Lauren’s coastal upbringing seems to have benefitted her on the Fiji island.

“I ran around that jungle like Mogley. Barefooted. Everybody had shoes on, and they were cut and bleeding every day. Growing up in the middle of a marsh really did help, because I walk looking at the ground, and they walk looking up! One guy stepped on a stake and it shoved through the bottom of his heel. And they sunburned – I never got sunburned.”

Did her skills as a commercial fisherman help her endure the physical, emotional, and mental stress of the Survivor game?

“I think having common sense helped. Our teams were the heroes versus the healers versus the hustlers. The heroes were military, gymnasts, swimmer gold medalists. Healers were doctors, nurses, stuff like that. Hustlers were myself, a bell hop, a personal assistant. One of the producers told me, ‘You probably were the only true hustler.’ I think having to grow up hustling, trying to figure things out, being on my own, being a commercial fisherman – simple things like knot tying, oaring a boat – helped me to survive.”

Lauren chose a low-key strategy, but couldn’t say if it paid off in the end. “I stayed in the background and did as little as possible, but did it well when I acted. You had to read the vibes off of everybody else. What mood are they in today? Who are they targeting? Who are they talking about? If you did too much, then you had a target on your back.”

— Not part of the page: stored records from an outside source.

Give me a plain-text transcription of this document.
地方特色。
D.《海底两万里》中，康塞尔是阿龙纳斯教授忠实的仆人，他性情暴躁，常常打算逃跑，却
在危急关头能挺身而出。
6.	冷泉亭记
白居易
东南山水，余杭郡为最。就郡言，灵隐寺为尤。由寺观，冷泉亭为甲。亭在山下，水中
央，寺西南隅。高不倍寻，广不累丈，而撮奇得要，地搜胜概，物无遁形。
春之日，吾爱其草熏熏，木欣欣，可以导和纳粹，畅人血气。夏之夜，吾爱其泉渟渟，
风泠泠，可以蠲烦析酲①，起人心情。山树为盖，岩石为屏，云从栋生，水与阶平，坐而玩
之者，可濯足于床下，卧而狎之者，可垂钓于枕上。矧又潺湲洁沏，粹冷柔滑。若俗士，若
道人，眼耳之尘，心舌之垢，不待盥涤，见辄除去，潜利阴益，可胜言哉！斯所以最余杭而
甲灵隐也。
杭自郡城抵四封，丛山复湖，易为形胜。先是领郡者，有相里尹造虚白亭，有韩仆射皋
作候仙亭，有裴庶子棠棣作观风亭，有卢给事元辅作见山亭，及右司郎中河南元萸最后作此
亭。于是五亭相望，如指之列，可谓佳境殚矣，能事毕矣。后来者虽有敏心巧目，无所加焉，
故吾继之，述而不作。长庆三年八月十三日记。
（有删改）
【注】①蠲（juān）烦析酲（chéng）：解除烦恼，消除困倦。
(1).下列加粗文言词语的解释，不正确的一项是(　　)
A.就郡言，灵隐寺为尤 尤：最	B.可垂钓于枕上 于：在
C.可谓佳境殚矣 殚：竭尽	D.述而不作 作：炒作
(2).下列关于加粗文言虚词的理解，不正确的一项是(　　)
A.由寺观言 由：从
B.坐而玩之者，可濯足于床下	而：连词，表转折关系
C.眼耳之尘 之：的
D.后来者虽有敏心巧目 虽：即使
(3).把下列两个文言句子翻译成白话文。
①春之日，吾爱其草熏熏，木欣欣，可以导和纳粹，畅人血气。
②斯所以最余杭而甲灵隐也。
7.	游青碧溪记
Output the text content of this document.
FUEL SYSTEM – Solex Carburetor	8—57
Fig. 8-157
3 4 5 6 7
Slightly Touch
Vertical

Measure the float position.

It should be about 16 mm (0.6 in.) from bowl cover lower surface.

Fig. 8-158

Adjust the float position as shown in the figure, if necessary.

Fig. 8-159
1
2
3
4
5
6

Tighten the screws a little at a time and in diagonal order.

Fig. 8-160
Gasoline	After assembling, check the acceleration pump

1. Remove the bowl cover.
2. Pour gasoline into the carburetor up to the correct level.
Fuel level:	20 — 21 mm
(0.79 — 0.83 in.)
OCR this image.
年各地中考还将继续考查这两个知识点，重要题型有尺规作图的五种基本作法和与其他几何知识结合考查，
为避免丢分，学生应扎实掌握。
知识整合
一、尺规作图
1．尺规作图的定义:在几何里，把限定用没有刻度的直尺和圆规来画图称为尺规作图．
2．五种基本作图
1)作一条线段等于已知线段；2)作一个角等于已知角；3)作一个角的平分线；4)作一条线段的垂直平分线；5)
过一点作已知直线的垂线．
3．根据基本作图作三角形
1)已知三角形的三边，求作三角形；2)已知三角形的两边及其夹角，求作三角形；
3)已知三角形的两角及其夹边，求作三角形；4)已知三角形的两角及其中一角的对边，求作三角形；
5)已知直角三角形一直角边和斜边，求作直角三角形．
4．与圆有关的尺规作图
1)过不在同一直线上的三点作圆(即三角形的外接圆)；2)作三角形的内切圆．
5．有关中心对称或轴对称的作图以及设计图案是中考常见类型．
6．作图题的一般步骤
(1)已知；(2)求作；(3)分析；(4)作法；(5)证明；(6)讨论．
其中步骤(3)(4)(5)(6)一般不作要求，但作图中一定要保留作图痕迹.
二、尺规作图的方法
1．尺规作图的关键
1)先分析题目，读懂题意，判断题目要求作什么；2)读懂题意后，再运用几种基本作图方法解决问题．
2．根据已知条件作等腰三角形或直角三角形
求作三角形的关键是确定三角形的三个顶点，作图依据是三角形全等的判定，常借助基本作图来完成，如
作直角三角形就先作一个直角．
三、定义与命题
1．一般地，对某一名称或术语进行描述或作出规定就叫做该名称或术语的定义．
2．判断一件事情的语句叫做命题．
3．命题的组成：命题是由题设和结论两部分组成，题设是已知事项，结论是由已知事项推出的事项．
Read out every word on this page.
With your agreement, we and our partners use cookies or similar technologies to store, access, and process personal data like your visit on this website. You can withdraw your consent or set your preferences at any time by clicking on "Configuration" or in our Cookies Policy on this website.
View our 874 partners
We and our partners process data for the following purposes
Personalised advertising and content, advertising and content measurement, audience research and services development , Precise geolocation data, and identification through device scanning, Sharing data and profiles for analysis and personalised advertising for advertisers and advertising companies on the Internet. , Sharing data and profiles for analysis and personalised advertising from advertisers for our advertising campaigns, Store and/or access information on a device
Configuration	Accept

The current season of Survivor, called “Heroes v. Healers v. Hustler’s, premiered September 27. Have you tuned in to see how Lauren’s doing? Since filming the season, she’s lost no time catching up on her fishing and keeping up with the latest in fish politics. Lauren sells her product to Beaufort Inlet Seafood, and former officer manager and fisheries activist Aundrea O’Neal is her “go-to” person for the latest in fisheries news.

“I’ve learned a lot through Aundrea,” Lauren emphasized. “When she says, ‘Girl, let me tell you…’ It makes you listen. Makes you want to be involved, because I like what I have and I want to keep what I have. And the only way to keep it is to listen and to participate.”

“If you don’t participate,” she added, “you don’t have the right to say anything.”